Insight by Nuix

How to modernize investigative data analysis

Among the most ubiquitous of federal agency activities are investigations. The term brings to mind law enforcement agencies, of course, such as the FBI or the IRS criminal division. Thought of more broadly, investigations also include oversight activities by inspectors general or the Government Accountability Office, program examinations by analysts or congressional staffers, and casework by agencies as diverse as the Merit Systems Protection Board or the Equal Employment Opportunity Commission.

The processes of modern investigative work have many elements in common regardless of the nature of the specific investigation, criminal or otherwise. Increasingly, the process includes the curation, integration and analysis of data from diverse sources. Investigators don’t want to overlook anything that might be relevant. But they also don’t want to be burdened with extraneous data and the inefficiencies it brings. And they want everyone connected to a given investigation to have access to an inclusive, authoritative source of data and analytics tools.

Robert O’Leary is the head of investigations for U.S. Government and Corporate at Nuix, a vendor of software that aids in determining patterns and actionable information from data. A long time state police investigator with a specialty in data analysis, O’Leary said, “I think the biggest challenge is processing all of the available data into a single platform and being able to see it in one view.” Nowadays that often includes data from cell phones, internet of things sensors, video from fixed or drone-mounted cameras, and computers.

Integrating data from disparate sources presents a technical challenge, one he said the Nuix platform has advanced. In particular, the blending of structured and unstructured data in an automated way, or simply making sense of purely unstructured data.

One important feature, for example, “is pulling named entities out of source data. We identify people’s names, URLs or web addresses, email addresses, IP addresses, monetary values,” O’Leary said. “And we’ve built some that even have MAC addresses, if we have a suspicion in a cyber case that one machine is connected to another.”

It all adds up, he said, to “the ability to pull that those pieces of information that have investigated value out of the data set very, very quickly.”

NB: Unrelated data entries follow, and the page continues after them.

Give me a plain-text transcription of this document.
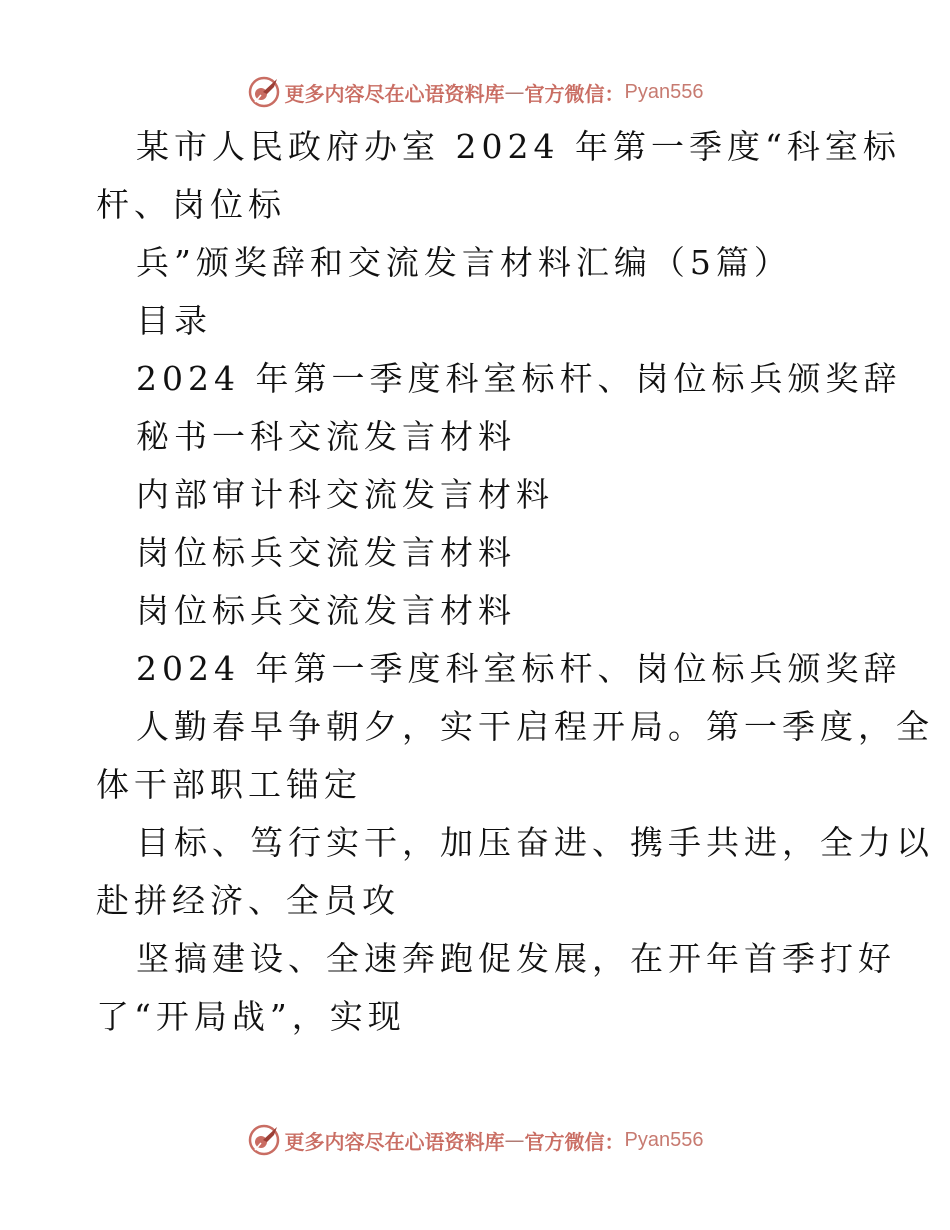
更多内容尽在心语资料库 — 官方微信： Pyan556
某市人民政府办室 2024 年第一季度“科室标
杆、岗位标
兵”颁奖辞和交流发言材料汇编（5篇）
目录
2024 年第一季度科室标杆、岗位标兵颁奖辞
秘书一科交流发言材料
内部审计科交流发言材料
岗位标兵交流发言材料
岗位标兵交流发言材料
2024 年第一季度科室标杆、岗位标兵颁奖辞
人勤春早争朝夕，实干启程开局。第一季度，全
体干部职工锚定
目标、笃行实干，加压奋进、携手共进，全力以
赴拼经济、全员攻
坚搞建设、全速奔跑促发展，在开年首季打好
了“开局战”，实现
更多内容尽在心语资料库 — 官方微信： Pyan556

Equally important in deriving meaningful information out of unstructured data, O’Leary said, is context, which may be gained from the few words or lines surrounding a particular term. Converting text in the audio, or vice versa, can often help. He recalls one case in which “we were able to find the code word in transcribed recordings, and be able to understand where they were using the code words – essentially drug terms that we were able to look at and understand the context in which they were used.”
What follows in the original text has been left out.